For most Christians, Pentecost represents the birthday of the Church, signified by the descent of the Holy Spirit.
The events took place on the day of the Pentecost, in Jerusalem, at 09:00 (“the third hour of the day,” according to Jewish timekeeping). The community of Christ’s disciples, approximately 120 people, was gathered “into an upper room” in a building that Tradition locates on Mount Zion. The Tradition also says that it was the same room where Jesus ate His Last Supper. The events are very well described in Acts 2:1-4:
“And when the day of Pentecost was fully come, they were all with one accord in one place.

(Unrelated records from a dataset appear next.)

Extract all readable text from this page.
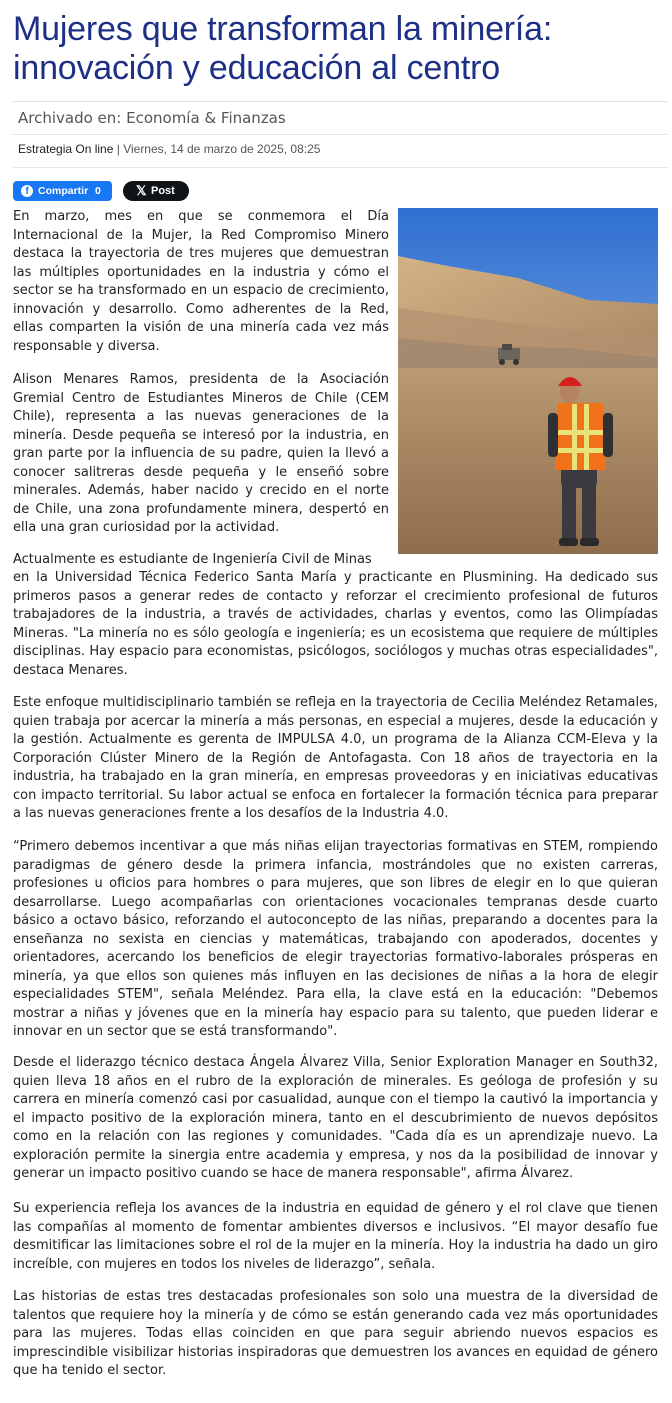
Mujeres que transforman la minería: innovación y educación al centro
Archivado en: Economía & Finanzas
Estrategia On line | Viernes, 14 de marzo de 2025, 08:25
f Compartir 0	𝕏 Post

En marzo, mes en que se conmemora el Día Internacional de la Mujer, la Red Compromiso Minero destaca la trayectoria de tres mujeres que demuestran las múltiples oportunidades en la industria y cómo el sector se ha transformado en un espacio de crecimiento, innovación y desarrollo. Como adherentes de la Red, ellas comparten la visión de una minería cada vez más responsable y diversa.

Alison Menares Ramos, presidenta de la Asociación Gremial Centro de Estudiantes Mineros de Chile (CEM Chile), representa a las nuevas generaciones de la minería. Desde pequeña se interesó por la industria, en gran parte por la influencia de su padre, quien la llevó a conocer salitreras desde pequeña y le enseñó sobre minerales. Además, haber nacido y crecido en el norte de Chile, una zona profundamente minera, despertó en ella una gran curiosidad por la actividad.

Actualmente es estudiante de Ingeniería Civil de Minas

en la Universidad Técnica Federico Santa María y practicante en Plusmining. Ha dedicado sus primeros pasos a generar redes de contacto y reforzar el crecimiento profesional de futuros trabajadores de la industria, a través de actividades, charlas y eventos, como las Olimpíadas Mineras. "La minería no es sólo geología e ingeniería; es un ecosistema que requiere de múltiples disciplinas. Hay espacio para economistas, psicólogos, sociólogos y muchas otras especialidades", destaca Menares.

Este enfoque multidisciplinario también se refleja en la trayectoria de Cecilia Meléndez Retamales, quien trabaja por acercar la minería a más personas, en especial a mujeres, desde la educación y la gestión. Actualmente es gerenta de IMPULSA 4.0, un programa de la Alianza CCM-Eleva y la Corporación Clúster Minero de la Región de Antofagasta. Con 18 años de trayectoria en la industria, ha trabajado en la gran minería, en empresas proveedoras y en iniciativas educativas con impacto territorial. Su labor actual se enfoca en fortalecer la formación técnica para preparar a las nuevas generaciones frente a los desafíos de la Industria 4.0.

“Primero debemos incentivar a que más niñas elijan trayectorias formativas en STEM, rompiendo paradigmas de género desde la primera infancia, mostrándoles que no existen carreras, profesiones u oficios para hombres o para mujeres, que son libres de elegir en lo que quieran desarrollarse. Luego acompañarlas con orientaciones vocacionales tempranas desde cuarto básico a octavo básico, reforzando el autoconcepto de las niñas, preparando a docentes para la enseñanza no sexista en ciencias y matemáticas, trabajando con apoderados, docentes y orientadores, acercando los beneficios de elegir trayectorias formativo-laborales prósperas en minería, ya que ellos son quienes más influyen en las decisiones de niñas a la hora de elegir especialidades STEM", señala Meléndez. Para ella, la clave está en la educación: "Debemos mostrar a niñas y jóvenes que en la minería hay espacio para su talento, que pueden liderar e innovar en un sector que se está transformando".

Desde el liderazgo técnico destaca Ángela Álvarez Villa, Senior Exploration Manager en South32, quien lleva 18 años en el rubro de la exploración de minerales. Es geóloga de profesión y su carrera en minería comenzó casi por casualidad, aunque con el tiempo la cautivó la importancia y el impacto positivo de la exploración minera, tanto en el descubrimiento de nuevos depósitos como en la relación con las regiones y comunidades. "Cada día es un aprendizaje nuevo. La exploración permite la sinergia entre academia y empresa, y nos da la posibilidad de innovar y generar un impacto positivo cuando se hace de manera responsable", afirma Álvarez.

Su experiencia refleja los avances de la industria en equidad de género y el rol clave que tienen las compañías al momento de fomentar ambientes diversos e inclusivos. “El mayor desafío fue desmitificar las limitaciones sobre el rol de la mujer en la minería. Hoy la industria ha dado un giro increíble, con mujeres en todos los niveles de liderazgo”, señala.

Las historias de estas tres destacadas profesionales son solo una muestra de la diversidad de talentos que requiere hoy la minería y de cómo se están generando cada vez más oportunidades para las mujeres. Todas ellas coinciden en que para seguir abriendo nuevos espacios es imprescindible visibilizar historias inspiradoras que demuestren los avances en equidad de género que ha tenido el sector.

And suddenly there came a sound from heaven as of a rushing mighty wind, and it filled all the house where they were sitting.
And there appeared unto them cloven tongues like as of fire, and it sat upon each of them.
And they were all filled with the Holy Ghost, and began to speak with other tongues, as the Spirit gave them utterance.”
According to the Book of Acts, the experience of the Pentecost was noticed by all in the large crowd, causing confusion and inspiring awe:
“When they heard this sound, a crowd came together in bewilderment, because each one heard them speaking in his own language…. Then how is it that each of us hears them in his own native language? …Amazed and perplexed, they asked one another, “What does this mean?”” Acts 2:6-12
Then the Apostle Peter, standing with the eleven other apostles, spoke to the crowd. He explained that these strange events had been predicted by the prophet Joel, and that Jesus’ resurrection from the dead and exaltation to heaven had been prophesied by David. Peter then exhorted his listeners to turn to Christ. When Peter was asked what people should do, he responded by saying “Repent, and be baptized every one of you in the name of Jesus Christ for the forgiveness of sins, and ye shall receive the gift of the Holy Ghost.” The Bible suggests that about three thousand responded to Peter’s sermon.
Customs for celebrating Pentecost
In Italy, it was customary to scatter rose petals from the ceiling of the churches to recall the miracle of the fiery tongues. The Italian name Pascha rossa comes from the red colors of the vestments used on Pentecost.
In France, it was customary to blow trumpets during Divine service, to recall the sound of the mighty wind that accompanied the Descent of the Holy Spirit.
In the United Kingdom, the gentry amused themselves with horse races. Whitsunday remains one of the Scottish term days, at which debts are paid and leases traditionally expire, but this Scottish Whitsunday is now always considered to fall on May 15.
In Poland, Pentecost is called “the Green Holiday,” when people decorate their houses with green branches, which—according to tradition—are said to bring God’s blessing upon the home and the people living in it. Another custom, which is slowly becoming rare, is making processions to the fields, where the crops are blessed.
In Ukraine, Pentecost is called “Green Sunday.” The inside of churches are covered with fresh branches of green deciduous trees. Green branches are also placed on the outside banisters and doors of churches and people also place a green branch on the door of their homes. Clergy and altar boys also wear green vestments as do many in the congregation. Green symbolizes new life and Pentecost is thought to be the birthday of the church.
The following Monday is a holiday in much of Europe. The day is known as Whit Monday in England, Wales, and Ireland, and is also celebrated in Iceland, Norway, Denmark, The Netherlands, Poland, Belgium, parts of Switzerland, Germany, Austria and Hungary.
Date of Pentecost
Pentecost does not fall on the same calendar date every year, yet according to Church tradition, Pentecost is always seven weeks after Easter Sunday; that is to say, 50 days after Easter (inclusive of Easter Day). Said otherwise, it falls on the eighth Sunday, counting Easter Day.
The earliest possible date is May 10, and latest possible date is June 13.